Well into the 1970s, i of the about mutual ways for a woman to enter Congress was by succeeding her deceased married man or father, either by election or date. Of the ninety women who served in the Business firm between 1916 and 1980, 31 were initially elected to their husband's seat later on he died; three were chosen to replace their husbands on the ballot when the men died earlier Election 24-hour interval; and ane, Winnifred Stonemason Huck of Illinois, was elected in 1922 to fill the concluding iv months of her late father's term. (Some other early congresswoman, Katherine Gudger Langley of Kentucky, won her husband'due south seat in 1926 after he resigned following his confidence for violating Prohibition laws.)

'Widow's succession' less common than it used to be

Like Langley, most of the holders of these and then-called "widow's succession" seats stayed in Congress for only a term or 2. But some went on to distinguished careers on Capitol Hill.
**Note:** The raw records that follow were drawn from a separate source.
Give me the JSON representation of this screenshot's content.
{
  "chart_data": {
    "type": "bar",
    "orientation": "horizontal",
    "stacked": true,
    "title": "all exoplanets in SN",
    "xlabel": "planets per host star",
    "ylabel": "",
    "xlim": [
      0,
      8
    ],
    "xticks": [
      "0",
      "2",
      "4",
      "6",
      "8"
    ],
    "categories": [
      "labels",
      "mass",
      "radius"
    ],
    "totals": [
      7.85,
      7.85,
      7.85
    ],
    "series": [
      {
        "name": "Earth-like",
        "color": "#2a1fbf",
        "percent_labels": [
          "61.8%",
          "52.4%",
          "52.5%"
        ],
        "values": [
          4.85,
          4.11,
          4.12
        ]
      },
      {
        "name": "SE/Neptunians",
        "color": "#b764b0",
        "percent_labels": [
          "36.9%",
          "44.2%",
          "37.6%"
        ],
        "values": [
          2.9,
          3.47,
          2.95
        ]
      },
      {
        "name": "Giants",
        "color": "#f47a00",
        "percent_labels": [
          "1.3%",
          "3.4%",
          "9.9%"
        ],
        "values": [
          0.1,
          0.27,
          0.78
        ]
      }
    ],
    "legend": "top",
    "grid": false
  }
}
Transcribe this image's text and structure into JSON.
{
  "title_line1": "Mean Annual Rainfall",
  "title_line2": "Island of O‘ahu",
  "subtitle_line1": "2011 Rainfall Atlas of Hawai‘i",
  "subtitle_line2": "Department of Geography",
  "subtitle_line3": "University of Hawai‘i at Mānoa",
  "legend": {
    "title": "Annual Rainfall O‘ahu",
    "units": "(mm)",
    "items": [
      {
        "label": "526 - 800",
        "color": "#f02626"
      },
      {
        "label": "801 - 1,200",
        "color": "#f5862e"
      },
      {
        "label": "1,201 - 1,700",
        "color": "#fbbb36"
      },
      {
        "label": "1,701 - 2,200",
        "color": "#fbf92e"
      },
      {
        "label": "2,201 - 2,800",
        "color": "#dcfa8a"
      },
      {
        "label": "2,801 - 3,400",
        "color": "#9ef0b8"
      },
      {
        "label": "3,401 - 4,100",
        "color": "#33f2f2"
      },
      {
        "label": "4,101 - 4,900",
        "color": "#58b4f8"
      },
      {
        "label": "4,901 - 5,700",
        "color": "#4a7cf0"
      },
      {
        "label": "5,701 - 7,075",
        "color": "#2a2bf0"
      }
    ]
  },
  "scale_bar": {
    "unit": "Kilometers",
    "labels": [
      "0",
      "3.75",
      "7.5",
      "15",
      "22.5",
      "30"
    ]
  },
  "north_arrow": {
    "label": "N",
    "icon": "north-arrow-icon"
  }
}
Margaret Chase Smith of Maine, for case, won a special ballot in 1940 to fill the last vii months of her hubby'south term. Smith went on to win four full House terms on her own, so was elected to four terms in the Senate, thereby becoming the first adult female to serve in both chambers. Lindy Boggs, who was elected to her husband's seat in 1973 afterward he was presumed killed in a aeroplane crash, served nearly 18 years. She after was named U.S. administrator to the Holy See.

Six of the 14 women who served in the Senate before 1980 were either elected or appointed to fill up their belatedly husbands' seats. Of those, just two (Hattie Caraway of Arkansas and Maurine Brownish Neuberger of Oregon) subsequently won full terms in their ain correct.